O que o sr. acha da pesquisa arqueológica que vem sendo desenvolvida na serra da Barriga por arqueólogos e historiadores brasileiros e americanos?

Eu vi que vocês da Folha publicaram isso. Eu acho que o que eles conseguiram até agora é muito precário para chegar a afirmações tão categóricas como, por exemplo, dizer que a presença indígena era muito grande em Palmares. É claro que havia indígenas entre eles. Mas os negros, sobretudo os de Palmares, não confiavam nos índios. Em todas as expedições contra Palmares, o mais forte contingente era de índios. Eles estavam aliados aos portugueses.

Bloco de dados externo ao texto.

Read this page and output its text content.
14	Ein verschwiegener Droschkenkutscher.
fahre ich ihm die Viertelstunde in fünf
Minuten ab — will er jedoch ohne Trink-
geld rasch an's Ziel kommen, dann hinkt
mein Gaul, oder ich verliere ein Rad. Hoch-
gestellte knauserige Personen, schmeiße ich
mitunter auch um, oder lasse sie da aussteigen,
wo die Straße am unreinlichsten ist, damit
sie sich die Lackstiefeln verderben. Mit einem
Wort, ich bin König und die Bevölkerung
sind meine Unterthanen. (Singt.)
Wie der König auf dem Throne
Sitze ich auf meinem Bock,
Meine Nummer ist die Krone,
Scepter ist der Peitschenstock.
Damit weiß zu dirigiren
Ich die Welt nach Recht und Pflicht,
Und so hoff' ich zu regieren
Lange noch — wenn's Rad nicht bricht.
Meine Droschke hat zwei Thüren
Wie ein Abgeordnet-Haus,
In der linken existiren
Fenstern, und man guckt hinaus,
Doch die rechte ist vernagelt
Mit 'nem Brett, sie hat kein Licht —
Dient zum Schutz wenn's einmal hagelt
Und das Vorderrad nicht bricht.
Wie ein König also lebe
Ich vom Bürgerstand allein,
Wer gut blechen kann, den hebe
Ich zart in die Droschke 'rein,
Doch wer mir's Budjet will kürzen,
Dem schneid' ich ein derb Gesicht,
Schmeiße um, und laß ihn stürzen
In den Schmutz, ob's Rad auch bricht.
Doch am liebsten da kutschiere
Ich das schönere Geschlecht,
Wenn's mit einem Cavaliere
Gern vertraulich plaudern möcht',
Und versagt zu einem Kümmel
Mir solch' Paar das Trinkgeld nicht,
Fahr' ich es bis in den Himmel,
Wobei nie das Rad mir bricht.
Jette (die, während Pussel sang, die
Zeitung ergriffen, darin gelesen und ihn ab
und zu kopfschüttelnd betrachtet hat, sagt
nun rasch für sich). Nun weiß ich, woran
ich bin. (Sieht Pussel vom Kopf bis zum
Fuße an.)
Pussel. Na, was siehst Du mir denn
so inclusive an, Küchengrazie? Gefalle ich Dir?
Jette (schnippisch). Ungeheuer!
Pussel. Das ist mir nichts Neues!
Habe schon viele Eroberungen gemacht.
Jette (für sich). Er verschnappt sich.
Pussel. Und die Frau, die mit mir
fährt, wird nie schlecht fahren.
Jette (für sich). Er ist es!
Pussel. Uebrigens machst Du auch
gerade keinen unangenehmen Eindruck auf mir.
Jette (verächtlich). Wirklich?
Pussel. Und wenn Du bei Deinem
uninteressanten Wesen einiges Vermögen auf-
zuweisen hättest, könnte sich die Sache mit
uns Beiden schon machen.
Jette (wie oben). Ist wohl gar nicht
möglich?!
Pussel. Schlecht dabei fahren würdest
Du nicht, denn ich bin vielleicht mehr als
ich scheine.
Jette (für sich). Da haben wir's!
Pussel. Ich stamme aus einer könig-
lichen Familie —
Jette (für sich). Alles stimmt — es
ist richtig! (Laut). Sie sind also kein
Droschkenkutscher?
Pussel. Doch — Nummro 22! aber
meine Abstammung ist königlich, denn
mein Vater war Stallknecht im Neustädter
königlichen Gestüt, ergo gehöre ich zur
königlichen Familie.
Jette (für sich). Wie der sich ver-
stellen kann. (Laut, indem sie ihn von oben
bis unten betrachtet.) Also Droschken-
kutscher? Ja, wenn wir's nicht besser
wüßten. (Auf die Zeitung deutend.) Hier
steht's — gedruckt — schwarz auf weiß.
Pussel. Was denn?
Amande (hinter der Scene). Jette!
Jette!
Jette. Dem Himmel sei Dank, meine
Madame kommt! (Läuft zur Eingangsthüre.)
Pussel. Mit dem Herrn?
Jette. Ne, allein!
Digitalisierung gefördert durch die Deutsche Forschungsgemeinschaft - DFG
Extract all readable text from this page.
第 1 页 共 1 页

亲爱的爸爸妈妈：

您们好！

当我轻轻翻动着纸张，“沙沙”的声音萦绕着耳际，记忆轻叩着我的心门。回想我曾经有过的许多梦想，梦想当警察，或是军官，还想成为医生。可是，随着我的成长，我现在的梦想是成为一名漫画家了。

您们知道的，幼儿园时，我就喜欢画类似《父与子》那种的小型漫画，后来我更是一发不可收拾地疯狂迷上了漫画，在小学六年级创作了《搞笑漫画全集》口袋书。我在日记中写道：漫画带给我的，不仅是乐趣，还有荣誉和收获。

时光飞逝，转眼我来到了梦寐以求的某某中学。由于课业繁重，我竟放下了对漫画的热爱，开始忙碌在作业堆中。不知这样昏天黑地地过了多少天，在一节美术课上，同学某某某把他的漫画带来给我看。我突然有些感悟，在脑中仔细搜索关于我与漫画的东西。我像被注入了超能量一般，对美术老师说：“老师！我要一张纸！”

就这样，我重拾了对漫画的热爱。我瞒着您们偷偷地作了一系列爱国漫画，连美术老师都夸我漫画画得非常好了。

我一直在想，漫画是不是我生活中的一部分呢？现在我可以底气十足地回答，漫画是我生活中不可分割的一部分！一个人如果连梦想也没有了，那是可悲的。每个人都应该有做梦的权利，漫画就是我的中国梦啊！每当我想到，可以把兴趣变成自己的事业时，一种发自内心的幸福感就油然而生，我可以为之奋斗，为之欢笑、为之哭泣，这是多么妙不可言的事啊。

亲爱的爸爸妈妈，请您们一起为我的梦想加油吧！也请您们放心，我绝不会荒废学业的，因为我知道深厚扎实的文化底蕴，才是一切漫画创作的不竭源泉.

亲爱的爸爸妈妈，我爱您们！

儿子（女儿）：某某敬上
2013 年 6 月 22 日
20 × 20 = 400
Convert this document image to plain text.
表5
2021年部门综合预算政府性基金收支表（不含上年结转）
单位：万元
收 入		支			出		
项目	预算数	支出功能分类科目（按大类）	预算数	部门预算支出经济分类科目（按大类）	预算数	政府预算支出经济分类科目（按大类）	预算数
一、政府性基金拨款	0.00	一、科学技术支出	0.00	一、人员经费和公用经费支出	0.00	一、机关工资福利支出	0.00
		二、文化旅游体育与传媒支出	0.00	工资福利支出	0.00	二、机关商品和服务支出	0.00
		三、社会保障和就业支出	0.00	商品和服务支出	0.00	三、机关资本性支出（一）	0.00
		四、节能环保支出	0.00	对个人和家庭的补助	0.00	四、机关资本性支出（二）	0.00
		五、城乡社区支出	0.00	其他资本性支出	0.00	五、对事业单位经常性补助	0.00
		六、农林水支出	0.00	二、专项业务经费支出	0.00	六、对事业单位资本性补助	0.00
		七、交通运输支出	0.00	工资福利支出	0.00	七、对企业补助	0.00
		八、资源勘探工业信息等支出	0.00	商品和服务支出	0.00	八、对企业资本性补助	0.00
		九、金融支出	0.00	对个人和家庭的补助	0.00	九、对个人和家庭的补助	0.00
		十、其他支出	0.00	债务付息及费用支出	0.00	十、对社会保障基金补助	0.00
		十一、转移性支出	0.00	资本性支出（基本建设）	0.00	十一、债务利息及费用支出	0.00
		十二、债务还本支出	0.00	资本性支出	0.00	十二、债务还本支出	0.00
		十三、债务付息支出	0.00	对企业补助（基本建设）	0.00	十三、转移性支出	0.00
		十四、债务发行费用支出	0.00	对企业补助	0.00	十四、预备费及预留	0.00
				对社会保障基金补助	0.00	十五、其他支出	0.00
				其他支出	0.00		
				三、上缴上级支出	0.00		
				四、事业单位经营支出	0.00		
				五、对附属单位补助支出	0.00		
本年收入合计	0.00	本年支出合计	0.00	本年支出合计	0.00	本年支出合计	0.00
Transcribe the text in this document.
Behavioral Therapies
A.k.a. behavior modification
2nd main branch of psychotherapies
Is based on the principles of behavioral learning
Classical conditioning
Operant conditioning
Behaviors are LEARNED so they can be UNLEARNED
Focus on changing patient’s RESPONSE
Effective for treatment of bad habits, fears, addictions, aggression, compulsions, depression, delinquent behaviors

Mas o sr. acha possível encontrar, por meio da arqueologia, resquícios do quilombo?

Eu não tenho muita fé nisso, porque Palmares era um tipo de sociedade muito precária, em termos materiais. Eles usaram pedras nas fortificações do Macaco, mas o restante eram mocambos de madeira. Então, eu não vejo possibilidade de novas descobertas por meio de escavações.